MANDATO REALIZA AUDIÊNCIA PÚBLICA SOBRE MALDADES DA MP 759/16

Notícias 06/04/2017
A regularização fundiária e a reforma urbana sofrem, neste momento, um vil ataque. No final de 2016, o governo ilegítimo de Michel Temer editou a Medida Provisória MP 759/16, maquiada com o objetivo de facilitar a regularização fundiária de terras urbanas e rurais. Mas, apesar da repetição do discurso oficial pela mídia hegemônica, as análises da MP mostram que, por trás dessa proposta, há uma tentativa de mercantilização das terras ocupadas por assentamentos da reforma agrária e dos assentamentos informais urbanos, anistia às ocupações irregulares de alto padrão, além da venda, sem qualquer critério de interesse social ou coletivo, de imóveis que são patrimônio da União.
A Câmara Municipal de Florianópolis, a pedido do vereador Lino Peres - demandado pelo Insituto Brasileiro de Direito Urbanístico (IBDU) -, realizou Audiência Pública sobre o assunto no dia 27 de março no Plenarinho Deputado Paulo Stuart Wright, na Assembleia Legislativa de Santa Catarina. Henrique Frota, advogado e secretário executivo do IBDU, e Rosane Tierno, advogada especialista em Regularização Fundiária que trabalhou no Ministério das Cidades no governo Lula, foram os palestrantes, e a mesa contou com a presença de representantes do Conselho de Arquitetura e Urbanismo de Santa Catarina (CAU/SC), Instituto de Arquitetos do Brasil - Santa Catarina (IAB-SC), Ministério Público Estadual (MPE-SC), Tribunal de Contas de Santa Catarina (TCE-SC) e Secretaria Municipal de Meio Ambiente, Planejamento e Desenvolvimento Urbano (SMDU).
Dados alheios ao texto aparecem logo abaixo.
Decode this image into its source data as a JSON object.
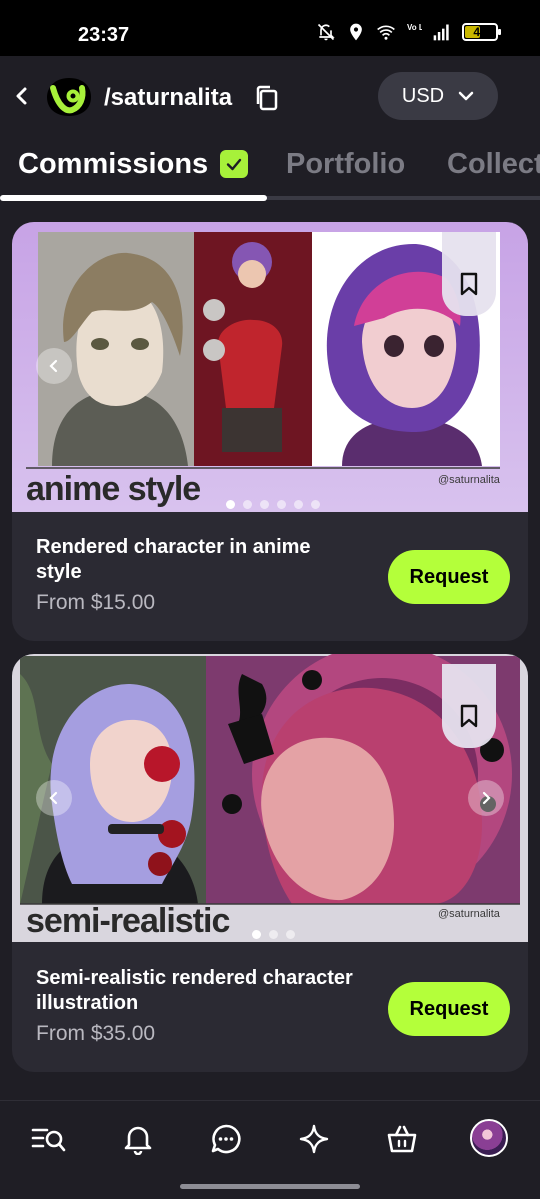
{
  "status_bar": {
    "time": "23:37",
    "battery": "49",
    "battery_level": 0.49,
    "network_label": "Vo LTE",
    "icons": [
      "mute-icon",
      "location-icon",
      "wifi-icon",
      "volte-icon",
      "signal-icon",
      "battery-icon"
    ]
  },
  "header": {
    "handle": "/saturnalita",
    "currency": "USD"
  },
  "tabs": [
    {
      "label": "Commissions",
      "active": true,
      "verified": true
    },
    {
      "label": "Portfolio",
      "active": false
    },
    {
      "label": "Collect",
      "active": false
    }
  ],
  "commissions": [
    {
      "title": "Rendered character in anime style",
      "price": "From $15.00",
      "button": "Request",
      "image_caption": "anime style",
      "image_credit": "@saturnalita",
      "slide_count": 6,
      "active_slide": 1
    },
    {
      "title": "Semi-realistic rendered character illustration",
      "price": "From $35.00",
      "button": "Request",
      "image_caption": "semi-realistic",
      "image_credit": "@saturnalita",
      "slide_count": 3,
      "active_slide": 1
    }
  ],
  "bottom_nav": [
    "search-list-icon",
    "bell-icon",
    "chat-icon",
    "sparkle-icon",
    "basket-icon",
    "avatar"
  ],
  "colors": {
    "accent": "#b4ff3a",
    "background": "#1f1e25",
    "card": "#2b2a33",
    "muted_text": "#7b7b84"
  }
}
Publicada sem qualquer diálogo com a sociedade civil e órgãos públicos atuantes no tema, revoga todas as leis que tratavam dos processos de regularização fundiária no país, como a Lei 6.015/1973, do registro fundiário; a Lei 11.977/2009, do Minha Casa, Minha Vida, com normas para a regularização fundiária de assentamentos em áreas urbanas de interesse social, e a Lei 10.257/2001, o Estatuto da Cidade, que determina ser de responsabilidade do município a política de desenvolvimento urbano. Centenas de especialistas, movimentos sociais e entidades já se pronunciaram publicamente contra afirmando que por trás do discurso oficial há uma tentativa de privatização de terras através da titulação individual. Entre outras coisas, a MP encerraria a possibilidade de da reforma agrária no país e favoreceria o processo de grilagem na Amazônia.
MERCANTILIZAÇÃO DA TERRA
“Quando você trata de propriedade privada em uma lei imbricada, difícil e tecnicista como essa, você não consegue entender as maldades que estão no meio e como que ela pode comprometer os direitos”, avaliou Rosane Tierno durante a audiência pública.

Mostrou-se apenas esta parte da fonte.